Before my official NY fall preview, I wanted to write a little bit about some shows that just left NY and are hitting the road, and some shows that are originating outside of NY.
In the last few weeks, Broadway saw the closing of Sister Act, One Man, Two Guvnors and Clybourne Park. Of these, One Man, Two Guvnors was the only to officially recoup. I want to talk about a different one, Sister Act. In my head, it was always Priscilla Queen of the Desert vs. Sister Act. I liked the former better, but the latter won the battle. Sister Act received a Tony nomination for Best Musical, lasted longer, and proved that Raven-Symoné would actually sell tickets. (I know, I was surprised too.) Both shows did something remarkable -- they spent money to reinvent their marketing mid-run. In the end, that step didn't help either become a Broadway hit. But I was still impressed with it.
Then there were two notable off-Broadway shows that closed -- Voca People and Traces. Mentally I conflated the two because they opened around the same time in summer 2011, I often received releases for them on the same day, and they each fell into the category of non-traditional theater. I typically like shows that have a story; I am not the audience for most revues, Stomp, Blue Man Group, De La Guarda (or its successor) and others of that ilk. So I didn't want to see Voca People or Traces. Then sometime last fall I ended up seeing Voca People. I have blocked out the circumstances that led me to see it, but sadly the actual experience still resonates in my mind. The cast was amazing, the premise and construction so painful it was hard for me to sit there.
Traces it took a lot longer to get me to. The press agent, The Hartman Group's Matt Ross, kept telling me it was amazing, but I refused to believe it. He showed me the StageGrade "A" rating, he told me he loved it, he told me pretty much everyone loved it; this went on an entire year. I'm pretty hard to convince, rarely do people even try.
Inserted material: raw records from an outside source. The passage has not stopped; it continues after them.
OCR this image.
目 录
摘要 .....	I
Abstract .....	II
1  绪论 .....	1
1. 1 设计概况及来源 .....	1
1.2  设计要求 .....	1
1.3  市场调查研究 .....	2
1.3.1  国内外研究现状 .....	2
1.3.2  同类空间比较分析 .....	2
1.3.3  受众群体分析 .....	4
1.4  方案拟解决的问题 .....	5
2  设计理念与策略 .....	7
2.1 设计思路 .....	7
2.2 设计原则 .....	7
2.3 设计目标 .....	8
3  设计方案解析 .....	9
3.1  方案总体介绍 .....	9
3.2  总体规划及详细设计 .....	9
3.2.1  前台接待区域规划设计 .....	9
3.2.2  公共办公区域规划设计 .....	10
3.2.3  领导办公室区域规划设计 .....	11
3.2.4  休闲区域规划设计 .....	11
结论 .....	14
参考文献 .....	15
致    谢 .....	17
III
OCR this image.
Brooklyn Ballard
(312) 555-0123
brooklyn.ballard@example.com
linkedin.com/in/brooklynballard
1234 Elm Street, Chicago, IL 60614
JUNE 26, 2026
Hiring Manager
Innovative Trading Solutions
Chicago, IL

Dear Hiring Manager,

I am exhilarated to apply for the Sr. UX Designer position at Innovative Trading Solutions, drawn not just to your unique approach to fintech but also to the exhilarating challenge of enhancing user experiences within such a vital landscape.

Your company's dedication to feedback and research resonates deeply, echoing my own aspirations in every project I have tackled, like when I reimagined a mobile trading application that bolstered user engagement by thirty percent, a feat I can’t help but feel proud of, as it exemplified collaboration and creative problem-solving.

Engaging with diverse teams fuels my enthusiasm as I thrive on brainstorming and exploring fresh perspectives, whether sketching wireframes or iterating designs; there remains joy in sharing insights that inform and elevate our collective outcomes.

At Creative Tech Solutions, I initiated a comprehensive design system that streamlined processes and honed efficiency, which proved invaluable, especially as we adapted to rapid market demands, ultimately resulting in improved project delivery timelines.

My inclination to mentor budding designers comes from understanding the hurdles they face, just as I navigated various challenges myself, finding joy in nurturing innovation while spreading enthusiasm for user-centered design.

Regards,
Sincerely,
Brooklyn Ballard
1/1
Yet it somehow worked -- the final week of Traces I found myself purchasing a ticket as if I suddenly needed to see it. And it was amazing. The performers were astounding. The majority of their patter was not for me, but in the end it didn't matter, that's how thrilling the numbers themselves were.
All of these shows are touring the country during the 2012-2013 season. On top of these, there is work worth seeing at regional theaters throughout the country. Last year I had the pleasure of going to the Old Globe Theater in San Diego, CA for the first time to see the charming world premiere of the Burt Bacharach musical Some Lovers. Situated inside Balboa Park, there is something magical about the theater. This fall it is presenting the world premiere of the musical Allegiance starring Broadway favorite Lea Salonga and Star Trek's George Takei.
Chicago has at least four noteworthy shows in the next few months: the Kinky Boots pre-Broadway tryout, the Goodman Theatre's revival of Sweet Bird of Youth with Diane Lane, Lookingglass Theatre Company's revival of Metamorphoses (also playing at D.C.'s Arena Stage in the winter) and Chicago Shakespeare Theater's Gary Griffin-helmed Sunday in the Park with George. Boston's American Repertory Theater and New Haven's Yale Repertory Theater are co-producing the world premiere of David Adjmi's Marie Antoinette, directed by the talented Rebecca Taichman. Yale Repertory also has the world premiere of the new Sarah Ruhl play, Dear Elizabeth, a play chronicling the friendship between poets Elizabeth Bishop and Robert Lowell. The McCarter Theatre Center right now has Christopher Durang's Vanya and Sonia and Masha and Spike before it comes to Lincoln Center. The Seattle Repertory Theatre and Arena Stage have their co-production of Pullman Porter Blues, a new play with music by Play On! scribe Cheryl L. West.
The above is just a sampling of what's going on at some of the more well-known regional theaters. There is tons more out there. Those of you exposed to local papers know what is happening in your area a lot better than me. All throughout the country new plays are being produced, old ones revived. I can't properly express how important I think it is to support local theater. It's essential for each theater, of course, but it is also a great thing to do for you. I realize in these economic times it is hard; theater is not generally top on anyone's budget. Do it when you can though, if you can. Remember to keep it on that "to do" list, no matter how low down. And sometimes take a risk; Traces paid off for me, who knows what will for you.